Les Eaux de Saint-Ronan
Traduction par Albert Montémont.
Ménard (Œuvres de Walter Scott, volume 25p. 280-285).


CHAPITRE XI.

AMOUR FRATERNEL.


Ceux qu’unissent les liens du sang doivent s’unir aussi par les liens de l’amitié. Et lorsque je vois jouer ces heureux enfants, lorsque William cueille des fleurs pour en orner les cheveux d’Hélène, et qu’Hélène apprête l’appât pour la ligne de son frère, j’ai peine à me figurer qu’en avançant dans la vie, la froideur, la rudesse, l’intérêt, le soupçon, puissent jamais briser cette union sacrée formée dès la naissance par les mains de la nature.
Anonyme.


En quittant son dangereux conseiller, Mowbray se rendit au petit salon que sa sœur appelait son parloir, et qui, par son arrangement et sa propreté, formait un étrange contraste avec les autres appartements de la maison. Une quantité de petits objets entassés sur la table de travail indiquait à la fois la culture et le peu de fixité de son esprit. On y voyait des dessins inachevés, de la musique couverte de ratures, divers genres d’ouvrages à l’aiguille et plusieurs autres petits travaux de femme, tous entrepris avec zèle, continués avec art et élégance jusqu’au point où ils en étaient, mais tous abandonnés avant qu’un seul eût été achevé.
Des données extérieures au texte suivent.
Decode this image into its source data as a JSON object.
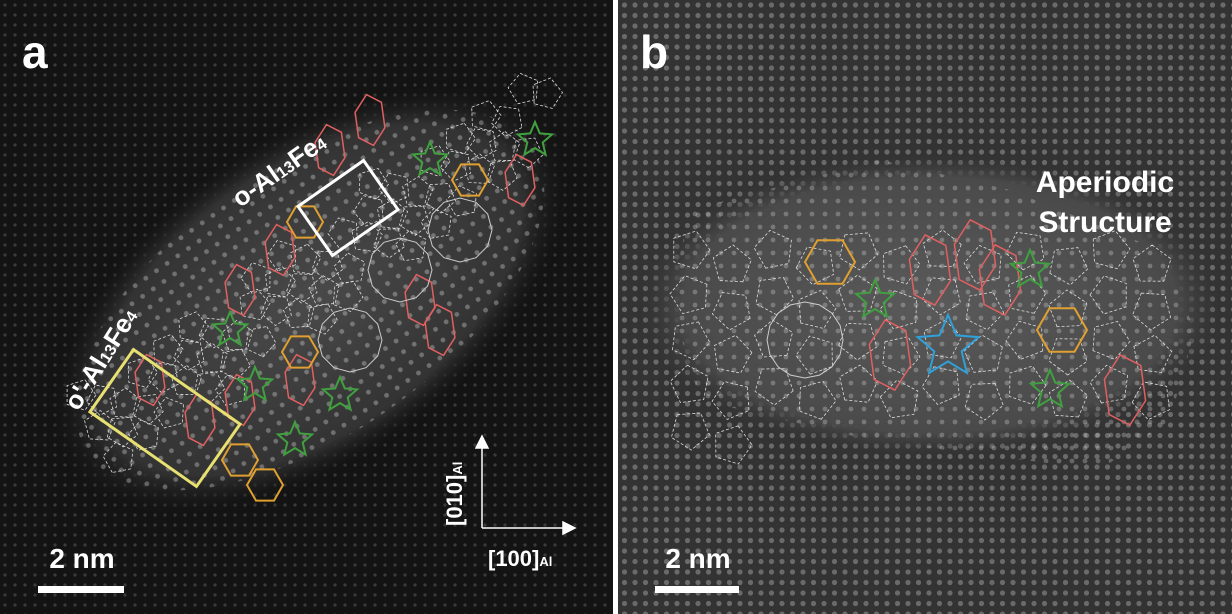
{
  "panel_a": {
    "label": "a",
    "phases": [
      {
        "parts": [
          "o-Al",
          "13",
          "Fe",
          "4"
        ]
      },
      {
        "parts": [
          "o'-Al",
          "13",
          "Fe",
          "4"
        ]
      }
    ],
    "axes": {
      "vertical": [
        "[010]",
        "Al"
      ],
      "horizontal": [
        "[100]",
        "Al"
      ]
    },
    "scale_bar": "2 nm"
  },
  "panel_b": {
    "label": "b",
    "annotation": [
      "Aperiodic",
      "Structure"
    ],
    "scale_bar": "2 nm"
  }
}
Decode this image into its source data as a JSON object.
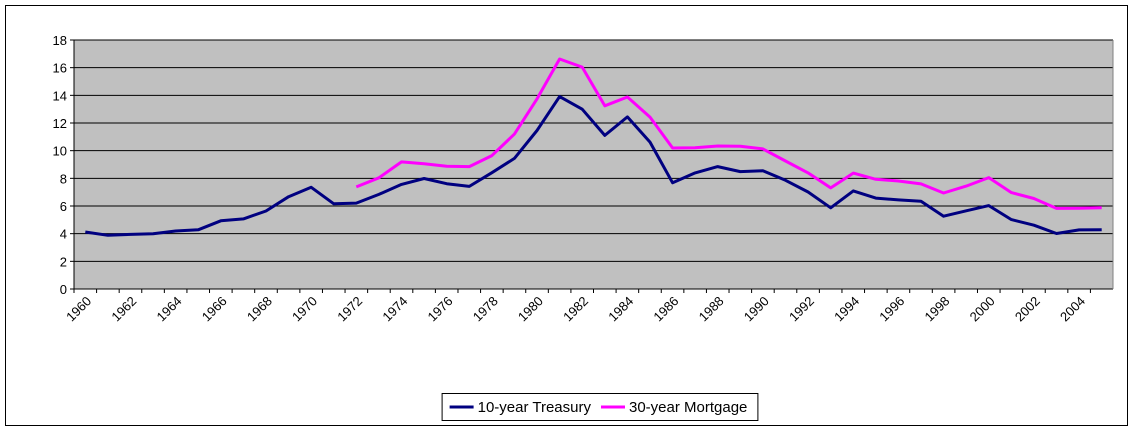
{
  "chart_data": {
    "type": "line",
    "categories": [
      "1960",
      null,
      "1962",
      null,
      "1964",
      null,
      "1966",
      null,
      "1968",
      null,
      "1970",
      null,
      "1972",
      null,
      "1974",
      null,
      "1976",
      null,
      "1978",
      null,
      "1980",
      null,
      "1982",
      null,
      "1984",
      null,
      "1986",
      null,
      "1988",
      null,
      "1990",
      null,
      "1992",
      null,
      "1994",
      null,
      "1996",
      null,
      "1998",
      null,
      "2000",
      null,
      "2002",
      null,
      "2004",
      null
    ],
    "series": [
      {
        "name": "10-year Treasury",
        "color": "#000080",
        "values": [
          4.12,
          3.88,
          3.95,
          4.0,
          4.19,
          4.28,
          4.93,
          5.07,
          5.64,
          6.67,
          7.35,
          6.16,
          6.21,
          6.84,
          7.56,
          7.99,
          7.61,
          7.42,
          8.41,
          9.44,
          11.46,
          13.91,
          13.0,
          11.1,
          12.44,
          10.62,
          7.68,
          8.39,
          8.85,
          8.49,
          8.55,
          7.86,
          7.01,
          5.87,
          7.09,
          6.57,
          6.44,
          6.35,
          5.26,
          5.65,
          6.03,
          5.02,
          4.61,
          4.01,
          4.27,
          4.29
        ]
      },
      {
        "name": "30-year Mortgage",
        "color": "#ff00ff",
        "values": [
          null,
          null,
          null,
          null,
          null,
          null,
          null,
          null,
          null,
          null,
          null,
          null,
          7.38,
          8.04,
          9.19,
          9.05,
          8.87,
          8.85,
          9.64,
          11.2,
          13.74,
          16.63,
          16.04,
          13.24,
          13.88,
          12.43,
          10.19,
          10.21,
          10.34,
          10.32,
          10.13,
          9.25,
          8.39,
          7.31,
          8.38,
          7.93,
          7.81,
          7.6,
          6.94,
          7.44,
          8.05,
          6.97,
          6.54,
          5.83,
          5.84,
          5.87
        ]
      }
    ],
    "ylim": [
      0,
      18
    ],
    "yticks": [
      0,
      2,
      4,
      6,
      8,
      10,
      12,
      14,
      16,
      18
    ],
    "grid": true,
    "legend": "bottom"
  }
}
Clara elle-même était assise sur un petit lit de repos, près de la croisée, lisant, ou du moins tournant les feuillets d’un livre dans lequel elle semblait lire. Mais se levant subitement dès qu’elle aperçut son frère, elle courut à lui avec la gaîté la plus franche.

« Soyez le bienvenu, mon cher John ; c’est fort aimable à vous d’être venu visiter votre sœur dans la retraite. J’étais là occupée à tâcher de clouer mes yeux et mon intelligence sur un livre stupide, parce qu’on dit que trop penser ne me vaut rien ; mais grâce à la bêtise de l’auteur, ou au peu d’attention qu’il est en mon pouvoir de lui accorder, mes yeux parcourent les pages absolument comme dans un rêve, quand on s’imagine lire sans être en état de comprendre un seul mot : vous me parlerez, et cela vaudra mieux. Que vous offrirai-je pour votre bienvenue ? Je crains que du thé ne soit tout ce que j’ai de prêt, et que vous n’en fassiez pas grand cas. — Je serai bien aise d’en prendre une tasse maintenant, répondit Mowbray, car je désire vous parler. — Alors, Jessy va nous en préparer à l’instant, » dit miss Mowbray en sonnant ; et sa femme de chambre étant entrée, elle lui donna ses ordres. « Mais il ne faut pas être ingrat, John, et venir m’ennuyer du cérémonial de votre fête… c’est assez d’en avoir le désagrément le jour même ; j’y assisterai et je jouerai mon rôle aussi joliment que vous pouvez le désirer ; mais y songer d’avance me donnerait mal au cœur et à la tête : ainsi je vous prie de m’épargner. — Petit chat sauvage, dit Mowbray, vous devenez de jour en jour plus farouche… Nous vous verrons quelque jour gagner les bois comme la princesse Caraboo. Cependant je tâcherai de ne point vous contrarier. Mais, Clara, j’avais quelque chose de plus sérieux à vous dire… une chose de la plus haute importance. — Qu’est-ce ? » s’écria Clara tout effrayée, « au nom de Dieu ! qu’est-ce ? vous ne savez pas combien vous m’épouvantez. — Allons, vous vous effrayez d’une ombre, Clara, reprit son frère, il s’agit de l’embarras le plus commun au monde… Je suis dans un grand besoin d’argent. — Est-ce là tout ? répliqua Clara d’un ton qui parut à son frère autant au dessous de la difficulté, lorsqu’il l’eut exposée, que ses craintes l’avaient exagérée avant qu’elle en connût la nature.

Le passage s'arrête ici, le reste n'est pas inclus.